North West Water became part of the first UK joint utility company when it joined Norweb in January 1996 to become United Utilities. United Utilities is now a £2,276M turnover operation which includes electricity, gas, telecoms, water and business-to-customer services. NWW's regulated activity is worth £967M.

Prior to privatisation it was North West Water Authority which was most vocal about the need for asset renewal. Measuring the size of sewer collapses by the number of buses which the craters could accommodate caught the media eye. Supply is less of a concern - while the Liverpool to Manchester corridor is one of the most intensely urbanised parts of the UK, to the north lie some of the country's least populated areas. The west-facing northern hills are also a prolific source of water.

For the North West, birthplace of the Industrial Revolution, pressing problems were caused by an ancient and overloaded drainage infrastructure.

Cleaning up the industrial areas and renovating life-expired infrastructure has been the primary task for the past decade. North West boasts that it has had the biggest capital expenditure programme of the 10 water companies - a thumping £5,000M since privatisation. Of this £500M had gone into the Sea Change coastal waters programme by 1997, and another £500M has been used to clean up wastewater discharge into the Mersey estuary.
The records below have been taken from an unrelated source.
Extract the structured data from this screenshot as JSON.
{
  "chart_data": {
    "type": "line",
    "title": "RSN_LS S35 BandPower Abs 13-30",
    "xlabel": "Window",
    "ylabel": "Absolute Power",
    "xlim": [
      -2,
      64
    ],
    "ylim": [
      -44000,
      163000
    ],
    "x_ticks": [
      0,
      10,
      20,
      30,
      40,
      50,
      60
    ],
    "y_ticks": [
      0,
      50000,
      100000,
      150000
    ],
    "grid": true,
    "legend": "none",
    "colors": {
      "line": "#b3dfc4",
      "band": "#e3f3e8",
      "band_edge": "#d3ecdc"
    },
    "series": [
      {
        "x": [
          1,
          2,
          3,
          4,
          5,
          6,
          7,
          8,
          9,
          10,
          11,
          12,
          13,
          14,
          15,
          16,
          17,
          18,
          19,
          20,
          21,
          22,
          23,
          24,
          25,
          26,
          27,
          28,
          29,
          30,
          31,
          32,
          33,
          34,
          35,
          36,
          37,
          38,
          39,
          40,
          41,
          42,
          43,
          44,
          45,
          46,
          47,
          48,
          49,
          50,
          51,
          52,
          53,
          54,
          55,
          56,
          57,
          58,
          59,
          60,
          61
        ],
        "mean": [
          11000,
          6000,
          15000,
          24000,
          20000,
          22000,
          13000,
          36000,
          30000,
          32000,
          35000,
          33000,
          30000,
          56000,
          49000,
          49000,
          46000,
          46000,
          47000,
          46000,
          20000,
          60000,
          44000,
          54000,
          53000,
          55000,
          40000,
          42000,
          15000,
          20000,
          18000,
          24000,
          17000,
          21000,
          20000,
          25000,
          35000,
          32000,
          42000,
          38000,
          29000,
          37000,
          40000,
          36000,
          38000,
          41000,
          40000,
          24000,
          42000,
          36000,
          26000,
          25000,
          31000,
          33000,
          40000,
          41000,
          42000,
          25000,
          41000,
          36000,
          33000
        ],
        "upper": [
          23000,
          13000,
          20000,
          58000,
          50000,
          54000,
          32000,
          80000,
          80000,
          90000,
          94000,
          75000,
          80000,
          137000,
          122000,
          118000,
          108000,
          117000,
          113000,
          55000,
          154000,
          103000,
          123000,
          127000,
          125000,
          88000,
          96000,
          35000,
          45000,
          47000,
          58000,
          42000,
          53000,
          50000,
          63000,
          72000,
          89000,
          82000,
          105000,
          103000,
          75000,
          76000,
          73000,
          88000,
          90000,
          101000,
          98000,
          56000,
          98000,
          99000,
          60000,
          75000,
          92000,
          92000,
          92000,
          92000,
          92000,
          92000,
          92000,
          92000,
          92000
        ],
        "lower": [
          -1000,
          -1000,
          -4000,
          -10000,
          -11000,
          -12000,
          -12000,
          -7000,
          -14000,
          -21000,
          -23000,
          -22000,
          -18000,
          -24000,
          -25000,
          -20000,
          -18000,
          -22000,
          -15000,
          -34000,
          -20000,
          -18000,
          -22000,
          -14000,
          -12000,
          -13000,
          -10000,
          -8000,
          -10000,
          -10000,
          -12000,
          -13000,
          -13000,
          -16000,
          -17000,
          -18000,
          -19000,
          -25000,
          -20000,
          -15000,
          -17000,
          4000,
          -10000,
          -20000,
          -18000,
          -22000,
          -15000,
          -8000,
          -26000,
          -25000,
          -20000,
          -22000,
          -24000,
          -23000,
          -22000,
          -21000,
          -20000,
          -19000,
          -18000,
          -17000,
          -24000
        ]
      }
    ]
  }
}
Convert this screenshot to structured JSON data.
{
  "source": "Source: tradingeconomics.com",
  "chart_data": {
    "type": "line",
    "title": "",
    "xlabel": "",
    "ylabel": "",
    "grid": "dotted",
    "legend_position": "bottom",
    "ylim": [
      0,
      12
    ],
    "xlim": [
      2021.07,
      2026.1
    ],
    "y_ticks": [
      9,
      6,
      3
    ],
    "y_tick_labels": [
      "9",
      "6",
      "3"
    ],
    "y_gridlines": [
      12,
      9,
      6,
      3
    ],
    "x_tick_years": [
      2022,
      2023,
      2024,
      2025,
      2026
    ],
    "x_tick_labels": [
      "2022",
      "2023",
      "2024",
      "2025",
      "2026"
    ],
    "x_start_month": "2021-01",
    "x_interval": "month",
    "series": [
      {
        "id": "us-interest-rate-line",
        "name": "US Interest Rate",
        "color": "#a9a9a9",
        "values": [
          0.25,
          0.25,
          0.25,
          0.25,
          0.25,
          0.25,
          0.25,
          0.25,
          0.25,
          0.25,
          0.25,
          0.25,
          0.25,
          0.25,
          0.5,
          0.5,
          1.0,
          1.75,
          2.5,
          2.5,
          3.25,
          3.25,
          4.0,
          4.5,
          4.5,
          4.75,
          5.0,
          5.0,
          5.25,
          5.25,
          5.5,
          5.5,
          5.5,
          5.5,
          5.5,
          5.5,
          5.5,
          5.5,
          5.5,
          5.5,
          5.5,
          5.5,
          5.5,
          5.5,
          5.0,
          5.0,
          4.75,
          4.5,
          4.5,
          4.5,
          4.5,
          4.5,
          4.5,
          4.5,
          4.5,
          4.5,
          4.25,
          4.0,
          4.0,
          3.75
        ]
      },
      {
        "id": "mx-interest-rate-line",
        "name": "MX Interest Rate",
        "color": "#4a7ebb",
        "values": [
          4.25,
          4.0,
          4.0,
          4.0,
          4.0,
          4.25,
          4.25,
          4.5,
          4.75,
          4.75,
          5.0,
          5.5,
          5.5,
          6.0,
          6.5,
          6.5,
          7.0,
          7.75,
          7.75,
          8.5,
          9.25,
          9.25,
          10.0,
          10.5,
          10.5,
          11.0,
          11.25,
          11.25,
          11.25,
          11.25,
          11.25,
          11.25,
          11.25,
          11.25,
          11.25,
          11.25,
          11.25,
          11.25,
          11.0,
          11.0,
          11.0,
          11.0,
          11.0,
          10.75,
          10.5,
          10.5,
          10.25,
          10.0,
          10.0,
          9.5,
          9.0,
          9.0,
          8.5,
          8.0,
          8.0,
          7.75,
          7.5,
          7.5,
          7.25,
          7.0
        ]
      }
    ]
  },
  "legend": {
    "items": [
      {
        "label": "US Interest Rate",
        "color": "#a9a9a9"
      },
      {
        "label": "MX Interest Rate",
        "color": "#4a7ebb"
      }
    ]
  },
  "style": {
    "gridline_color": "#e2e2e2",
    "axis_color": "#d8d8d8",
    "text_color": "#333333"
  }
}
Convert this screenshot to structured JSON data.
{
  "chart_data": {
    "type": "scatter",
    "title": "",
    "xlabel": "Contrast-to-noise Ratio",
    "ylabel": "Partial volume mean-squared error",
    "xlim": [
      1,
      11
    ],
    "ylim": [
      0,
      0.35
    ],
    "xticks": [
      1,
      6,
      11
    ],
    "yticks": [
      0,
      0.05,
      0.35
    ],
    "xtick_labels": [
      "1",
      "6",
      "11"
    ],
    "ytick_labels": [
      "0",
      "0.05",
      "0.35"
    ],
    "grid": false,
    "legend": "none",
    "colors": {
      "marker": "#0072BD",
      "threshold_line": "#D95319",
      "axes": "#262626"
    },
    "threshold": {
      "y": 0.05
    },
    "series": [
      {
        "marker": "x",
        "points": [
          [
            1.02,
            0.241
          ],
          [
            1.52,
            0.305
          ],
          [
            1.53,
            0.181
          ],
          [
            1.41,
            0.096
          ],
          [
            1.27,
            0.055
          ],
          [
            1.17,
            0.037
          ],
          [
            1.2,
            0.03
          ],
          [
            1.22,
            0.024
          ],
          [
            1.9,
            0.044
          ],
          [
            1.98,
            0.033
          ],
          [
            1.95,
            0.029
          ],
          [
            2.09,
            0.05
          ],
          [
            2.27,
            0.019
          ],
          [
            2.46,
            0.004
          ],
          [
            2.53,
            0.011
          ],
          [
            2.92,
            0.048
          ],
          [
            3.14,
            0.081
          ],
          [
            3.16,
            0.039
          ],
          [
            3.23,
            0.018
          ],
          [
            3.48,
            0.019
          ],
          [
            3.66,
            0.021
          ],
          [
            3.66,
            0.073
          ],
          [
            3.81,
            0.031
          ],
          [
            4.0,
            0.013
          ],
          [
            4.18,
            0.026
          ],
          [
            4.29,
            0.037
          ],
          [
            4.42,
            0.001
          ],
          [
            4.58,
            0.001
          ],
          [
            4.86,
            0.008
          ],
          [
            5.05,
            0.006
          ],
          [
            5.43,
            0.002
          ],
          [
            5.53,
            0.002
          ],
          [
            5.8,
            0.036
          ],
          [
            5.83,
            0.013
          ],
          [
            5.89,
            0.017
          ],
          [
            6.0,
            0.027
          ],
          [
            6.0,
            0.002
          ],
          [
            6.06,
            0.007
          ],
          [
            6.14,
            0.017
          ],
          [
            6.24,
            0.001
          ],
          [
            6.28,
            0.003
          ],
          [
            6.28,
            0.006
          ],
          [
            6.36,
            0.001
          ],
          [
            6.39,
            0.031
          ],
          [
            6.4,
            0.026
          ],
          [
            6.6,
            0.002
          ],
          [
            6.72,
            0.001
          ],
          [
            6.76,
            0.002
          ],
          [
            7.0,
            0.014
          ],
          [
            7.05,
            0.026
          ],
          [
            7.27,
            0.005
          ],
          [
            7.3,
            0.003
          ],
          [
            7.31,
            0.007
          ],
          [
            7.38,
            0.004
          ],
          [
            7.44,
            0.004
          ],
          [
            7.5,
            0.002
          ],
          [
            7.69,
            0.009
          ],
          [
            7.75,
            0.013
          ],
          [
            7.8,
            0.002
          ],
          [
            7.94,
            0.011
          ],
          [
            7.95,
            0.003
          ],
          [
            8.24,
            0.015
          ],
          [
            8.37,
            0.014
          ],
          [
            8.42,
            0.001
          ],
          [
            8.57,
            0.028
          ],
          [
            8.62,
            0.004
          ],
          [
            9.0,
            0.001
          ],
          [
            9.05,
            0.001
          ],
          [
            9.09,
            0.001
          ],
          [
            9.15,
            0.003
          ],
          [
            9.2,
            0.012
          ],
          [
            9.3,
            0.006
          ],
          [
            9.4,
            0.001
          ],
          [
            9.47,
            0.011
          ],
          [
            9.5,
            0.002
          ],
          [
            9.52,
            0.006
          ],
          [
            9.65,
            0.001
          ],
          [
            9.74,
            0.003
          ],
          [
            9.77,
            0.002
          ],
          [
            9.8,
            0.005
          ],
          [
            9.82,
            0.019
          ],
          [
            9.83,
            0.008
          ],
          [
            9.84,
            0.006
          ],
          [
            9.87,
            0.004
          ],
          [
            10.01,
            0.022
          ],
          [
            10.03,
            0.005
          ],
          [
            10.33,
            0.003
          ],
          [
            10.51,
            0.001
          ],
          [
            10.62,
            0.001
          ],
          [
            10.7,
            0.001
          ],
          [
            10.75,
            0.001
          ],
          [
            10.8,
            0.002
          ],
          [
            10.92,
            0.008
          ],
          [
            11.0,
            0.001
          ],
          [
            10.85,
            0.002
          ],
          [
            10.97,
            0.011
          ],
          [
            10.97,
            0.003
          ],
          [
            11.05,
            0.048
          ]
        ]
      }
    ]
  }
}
Substantial investments have also been made at more than 250 sewage treatment works and 600 combined sewer overflows have been improved. Some 570M litres/d of sewage is now treated instead of being run straight into the sea or the estuarial waters.

On the water supply side North West has refurbished or replaced more than 8,700km of mains and renewed or uprated 78 of its 200 water treatment works. It claims a 45% reduction in leakage losses compared with 1992- 93. The big task still to be completed is dealing with 265 combined sewer overflows in the five years of AMP3.

One a week has to be reconfigured to prevent untreated sewage getting into water courses or worse, streets.